В моей прибрежной деревушке в Саунде уже в конце сентября солнце, невысоко поднявшись над горизонтом, освещает местность золотистыми косыми лучами; ни ветерка, тихо, но эта безмятежность есть лишь намек на то, что кончается осень и скоро придет беспощадная, с иссушающими морозами, зима. Грустное время; канадские гуси начинают не торопясь сбиваться в стаи, но пока нерешительно кружат над землей, изредка прислушиваясь к своим лжепророкам, которые зовут их вернуться в привычные бухточки. Иногда сердобольные люди кормят гусей, и они остаются, а потом погибают от мороза.

Небо над побережьем океана затмевают, словно взметенная бурей пыль, бесчисленные ласточки; это правда, что они, как стрижи, питаются на лету, очищая воздух от легионов насекомых? Ласточки малы, не больше воробья, с белыми грудками, синим оперением, раздвоенным, торчащим назад хвостом и заостренными крылышками. Пространство – вот измерение их жизни, они обитают в нем как птичья галактика, хотя и не могут, как те же стрижи, неделями, месяцами и даже годами носиться по воздуху, не касаясь земли. У ласточек слабость к телефонным проводам, они не могут устоять перед искушением такого длинного и прямого насеста, сначала несколько птичек осторожно касаются провода и показывают пример, словно призывая остальных прервать полет и отдохнуть, и вот они, внезапно, словно по мановению волшебной палочки, очищают небо над покрытой песком дорогой за дюнами и плечом к плечу усаживаются на прогнувшийся под их тяжестью телефонный провод и сидят от столба до столба, подставив грудки океанскому ветру, который треплет перышки на их головах, эти маленькие бестии знают толк в жизни, сейчас они присутствуют на каком-то небесном концерте, звуки которого слышны только им.

* * *

Излагая философские учения в присущей мне манере, стоя перед студентами, готовыми абстрагироваться и записывать то, что я им расскажу… я сознавал, что они в этот момент благоговеют передо мной в такой же степени, в какой потешаются, выйдя из аудитории после лекции. Профессор Людвиг Винершницель [12]12
  Wienerschnitzel – венский шницель (нем.).


[Закрыть]
. Он спорит сам с собой, временами сбивается на немецкий, воспринимает то, что сказал, как нечто, высказанное другим человеком, и начинает неистово возражать. Высказав одно за другим несколько блестящих утверждений, он одним пренебрежительным жестом отмахивается от них с мимикой полного отвращения к себе. Демонстрирует физический процесс реального мышления. Часы такого… представления. Волосы его, словно напомаженные, блестят от пота, и он наконец в полном изнеможении падает на стул. Но всегда, говорю это сейчас честно, как на исповеди, всегда я поступал так не с каким-то расчетом произвести впечатление, но с единственной целью сделать изложение таким же простым, как мир, в своей данности здесь и сейчас, удалить все лишнее, чтобы добраться до этой обнаженной данности.Мир как… все, что он есть, все, что есть в наличии. Итак, я совершал этот тяжкий труд, и он оказался дьявольски трудным. Настолько трудным, что я иногда всерьез подумывал о самоубийстве. Но когда все трудности преодолены и цель достигнута, то разве истина не стоит такого труда? Тогда все легко станет на свое место, и все же… меня не понимали! Я нумеровал свои мысли и располагал их в порядке возрастающей сложности, как это делают студенты со своими конспектами, чтобы лучше понять материал, готовясь к экзаменам. Я делал все, что можно было сделать. Но чем больше я упрощал предмет практической философии, тем с большим трудом меня понимали другие. И не только необразованные люди или студенты, но и мои коллеги философы! Те самые, которые когда-то учили меня самого!

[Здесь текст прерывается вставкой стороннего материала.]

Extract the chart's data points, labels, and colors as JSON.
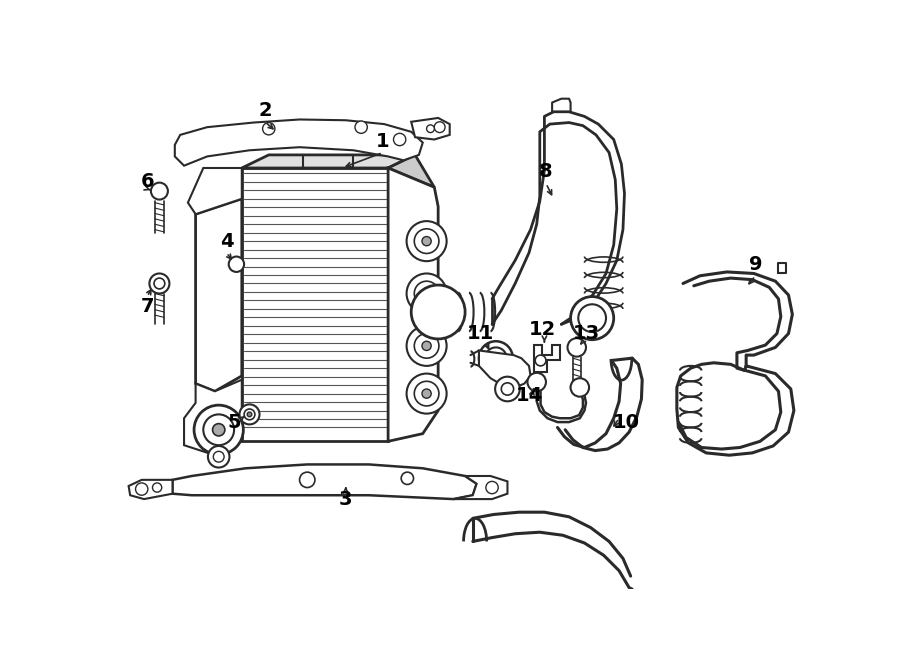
{
  "background_color": "#ffffff",
  "line_color": "#2a2a2a",
  "text_color": "#000000",
  "fig_width": 9.0,
  "fig_height": 6.62,
  "dpi": 100
}
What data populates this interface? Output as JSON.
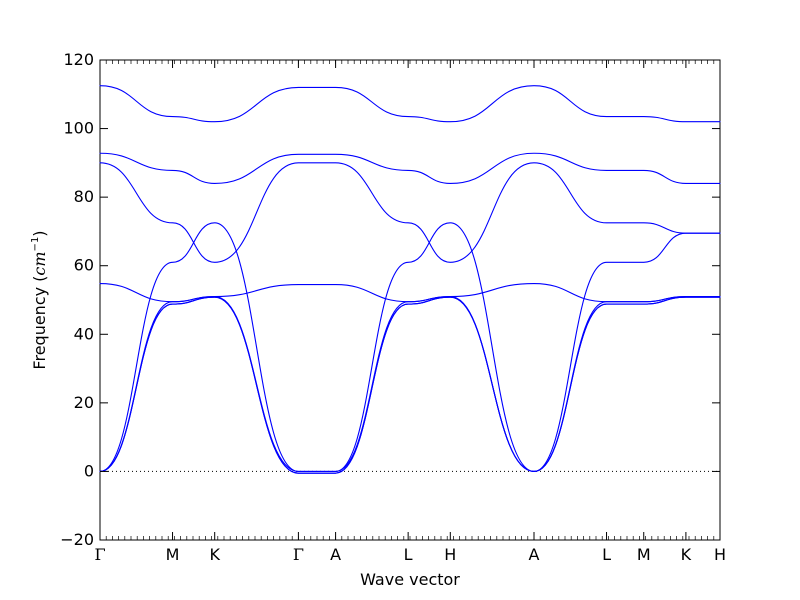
{
  "chart_data": {
    "type": "line",
    "title": "",
    "xlabel": "Wave vector",
    "ylabel": "Frequency (cm⁻¹)",
    "ylabel_parts": {
      "prefix": "Frequency (",
      "unit": "cm",
      "exponent": "−1",
      "suffix": ")"
    },
    "ylim": [
      -20,
      120
    ],
    "yticks": [
      -20,
      0,
      20,
      40,
      60,
      80,
      100,
      120
    ],
    "xlim": [
      0,
      10
    ],
    "xticks": [
      {
        "label": "Γ",
        "x": 0
      },
      {
        "label": "M",
        "x": 1.17
      },
      {
        "label": "K",
        "x": 1.85
      },
      {
        "label": "Γ",
        "x": 3.2
      },
      {
        "label": "A",
        "x": 3.8
      },
      {
        "label": "L",
        "x": 4.97
      },
      {
        "label": "H",
        "x": 5.65
      },
      {
        "label": "A",
        "x": 7.0
      },
      {
        "label": "L",
        "x": 8.17
      },
      {
        "label": "M",
        "x": 8.77
      },
      {
        "label": "K",
        "x": 9.45
      },
      {
        "label": "H",
        "x": 10.0
      }
    ],
    "grid": false,
    "zero_line": true,
    "line_color": "#0000ff",
    "series": [
      {
        "values": [
          [
            0,
            112.5
          ],
          [
            1.17,
            103.5
          ],
          [
            1.85,
            102
          ],
          [
            3.2,
            112
          ],
          [
            3.8,
            112
          ],
          [
            4.97,
            103.5
          ],
          [
            5.65,
            102
          ],
          [
            7.0,
            112.5
          ],
          [
            8.17,
            103.5
          ],
          [
            8.77,
            103.5
          ],
          [
            9.45,
            102
          ],
          [
            10.0,
            102
          ]
        ]
      },
      {
        "values": [
          [
            0,
            92.8
          ],
          [
            1.17,
            87.8
          ],
          [
            1.85,
            84
          ],
          [
            3.2,
            92.5
          ],
          [
            3.8,
            92.5
          ],
          [
            4.97,
            87.8
          ],
          [
            5.65,
            84
          ],
          [
            7.0,
            92.8
          ],
          [
            8.17,
            87.8
          ],
          [
            8.77,
            87.8
          ],
          [
            9.45,
            84
          ],
          [
            10.0,
            84
          ]
        ]
      },
      {
        "values": [
          [
            0,
            90
          ],
          [
            1.17,
            72.5
          ],
          [
            1.85,
            61
          ],
          [
            3.2,
            90
          ],
          [
            3.8,
            90
          ],
          [
            4.97,
            72.5
          ],
          [
            5.65,
            61
          ],
          [
            7.0,
            90
          ],
          [
            8.17,
            72.5
          ],
          [
            8.77,
            72.5
          ],
          [
            9.45,
            69.5
          ],
          [
            10.0,
            69.5
          ]
        ]
      },
      {
        "values": [
          [
            0,
            0
          ],
          [
            1.17,
            61
          ],
          [
            1.85,
            72.5
          ],
          [
            3.2,
            0
          ],
          [
            3.8,
            0
          ],
          [
            4.97,
            61
          ],
          [
            5.65,
            72.5
          ],
          [
            7.0,
            0
          ],
          [
            8.17,
            61
          ],
          [
            8.77,
            61
          ],
          [
            9.45,
            69.5
          ],
          [
            10.0,
            69.5
          ]
        ]
      },
      {
        "values": [
          [
            0,
            54.8
          ],
          [
            1.17,
            49.5
          ],
          [
            1.85,
            51
          ],
          [
            3.2,
            54.5
          ],
          [
            3.8,
            54.5
          ],
          [
            4.97,
            49.5
          ],
          [
            5.65,
            51
          ],
          [
            7.0,
            54.8
          ],
          [
            8.17,
            49.5
          ],
          [
            8.77,
            49.5
          ],
          [
            9.45,
            51
          ],
          [
            10.0,
            51
          ]
        ]
      },
      {
        "values": [
          [
            0,
            0
          ],
          [
            1.17,
            49.5
          ],
          [
            1.85,
            51
          ],
          [
            3.2,
            0
          ],
          [
            3.8,
            0
          ],
          [
            4.97,
            49.5
          ],
          [
            5.65,
            51
          ],
          [
            7.0,
            0
          ],
          [
            8.17,
            49.5
          ],
          [
            8.77,
            49.5
          ],
          [
            9.45,
            51
          ],
          [
            10.0,
            51
          ]
        ]
      },
      {
        "values": [
          [
            0,
            0
          ],
          [
            1.17,
            48.8
          ],
          [
            1.85,
            50.8
          ],
          [
            3.2,
            -0.5
          ],
          [
            3.8,
            -0.5
          ],
          [
            4.97,
            48.8
          ],
          [
            5.65,
            50.8
          ],
          [
            7.0,
            0
          ],
          [
            8.17,
            48.8
          ],
          [
            8.77,
            48.8
          ],
          [
            9.45,
            50.8
          ],
          [
            10.0,
            50.8
          ]
        ]
      },
      {
        "values": [
          [
            0,
            0
          ],
          [
            1.17,
            48.8
          ],
          [
            1.85,
            50.8
          ],
          [
            3.2,
            -0.5
          ],
          [
            3.8,
            -0.5
          ],
          [
            4.97,
            48.8
          ],
          [
            5.65,
            50.8
          ],
          [
            7.0,
            0
          ],
          [
            8.17,
            48.8
          ],
          [
            8.77,
            48.8
          ],
          [
            9.45,
            50.8
          ],
          [
            10.0,
            50.8
          ]
        ]
      }
    ]
  }
}
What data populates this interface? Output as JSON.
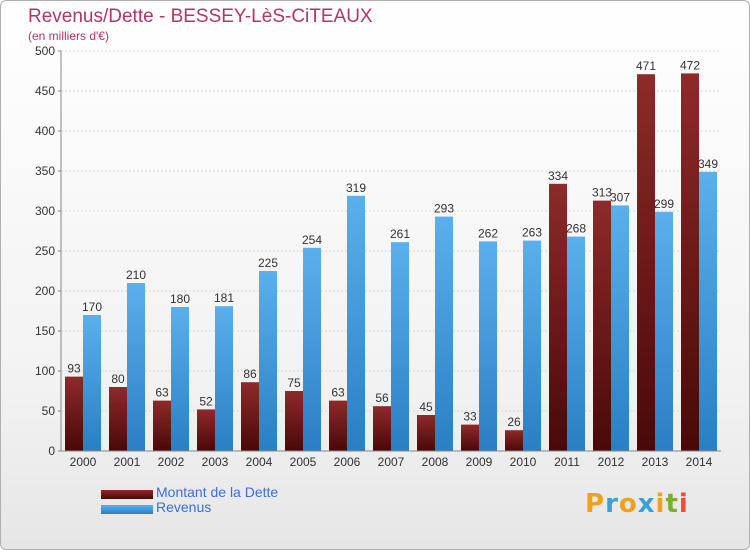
{
  "title": "Revenus/Dette - BESSEY-LèS-CiTEAUX",
  "subtitle": "(en milliers d'€)",
  "logo": {
    "text": "Proxiti",
    "letters": [
      "P",
      "r",
      "o",
      "x",
      "i",
      "t",
      "i"
    ],
    "colors": [
      "#f0a020",
      "#3aa0d8",
      "#f0a020",
      "#3aa0d8",
      "#f0a020",
      "#7ab030",
      "#e85030"
    ]
  },
  "chart_data": {
    "type": "bar",
    "categories": [
      "2000",
      "2001",
      "2002",
      "2003",
      "2004",
      "2005",
      "2006",
      "2007",
      "2008",
      "2009",
      "2010",
      "2011",
      "2012",
      "2013",
      "2014"
    ],
    "series": [
      {
        "name": "Montant de la Dette",
        "color": "#7a1f1f",
        "values": [
          93,
          80,
          63,
          52,
          86,
          75,
          63,
          56,
          45,
          33,
          26,
          334,
          313,
          471,
          472
        ]
      },
      {
        "name": "Revenus",
        "color": "#3d9be0",
        "values": [
          170,
          210,
          180,
          181,
          225,
          254,
          319,
          261,
          293,
          262,
          263,
          268,
          307,
          299,
          349
        ]
      }
    ],
    "ylim": [
      0,
      500
    ],
    "yticks": [
      0,
      50,
      100,
      150,
      200,
      250,
      300,
      350,
      400,
      450,
      500
    ],
    "grid": true,
    "legend": "bottom-left"
  }
}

Бог видит, что я не искал признания. Мне нужен был только один человек, хотя бы один, который сказал бы мне: «Людвиг, ты не одинок». Но я слышал от всех одно и то же: Пожалуйста, объясните это, скажите это так, чтобы я мог понять. Видите? Они не поняли, что объяснять этот предмет значило отрицать его. Я достиг той точки, когда очевидность становится невыразимой. Целью моей работы как раз и был поиск только того, что можно высказать. И требовалось понять не так уж много. Я писал: «О чем нельзя сказать, следует молчать». Я говорил всем: Если вы не можете понять то, что я написал, читайте то, чего я не писал, и возможно, тогда вы все поймете. Но это лишь еще больше озадачивало моих оппонентов.

Боже мой. Я говорил тому или этому молодому англичанину, с которыми я гулял или ходил в кино после утомительных лекций: Если вы хотите пребывать в истинном духе философии, то не будьте философами. А как же вы сами, профессор? – спрашивали меня. Я уже один раз оставил философию, говорил я им, и снова оставлю ее, когда почувствую, что она меня убивает, это была ошибка – возвращаться к философии, говорил я им. Если ты философ по профессии, то оставь ее и работай руками. Стань плотником, медицинской сестрой, лоточником. Кем-нибудь простым и реальным в этом реальном мире, человеком, который соответствует миру, такому, каков он есть. Если ты влюблен, говорил я тому или другому молодому англичанину, и я хочу сказать, кстати, что, как выяснилось, нет более очаровательных молодых людей, чем англичане с их умением краснеть, с их сдержанностью, с их способностью к самообладанию, боже, какое они очарование, постоянное, почти мучительное очарование… Но если ты влюблен, говорил я им, одному или двоим, которые действительно были привязаны ко мне, то надо расстаться с предметом любви, потому что любовь может существовать только в разлуке, только в отрицании плоти утверждается любовь, ибо в противном случае ей нельзя доверять и считать безусловной. Если же любовь обусловлена, то это не любовь. Это истина, которой я придерживался, пока у меня были силы. Всякая цивилизация в своем развитии предназначена лишь для того, чтобы пачкать наши души. Вы должны проклясть все ценности общества, если хотите жить, как люди. Богатство – это смертельное обусловливание. Если вы богаты так, как был богат я – а я был сказочно богат, – откажитесь от своего состояния, как это сделал я. Если вы любите, позаботьтесь о своей возлюбленной, оставив ее, как это сделал я. Если вы ученый-философ, то оставьте эту науку и живите в простоте, как это делал я. Если вы одержимы мышлением и языками, то ходите, как я, в кино, окунайтесь в зрительные образы, в свет и тени, наслаждайтесь пейзажами и красивыми лицами, пусть перед вашими глазами мерцают пиктограммы, они – противоположность языка в том, что не предлагают создавать аналог мира в грамматических терминах, им не надо картировать мир предложениями, они просто здесь, представляют мир без усилий, исходя из него и принадлежа ему.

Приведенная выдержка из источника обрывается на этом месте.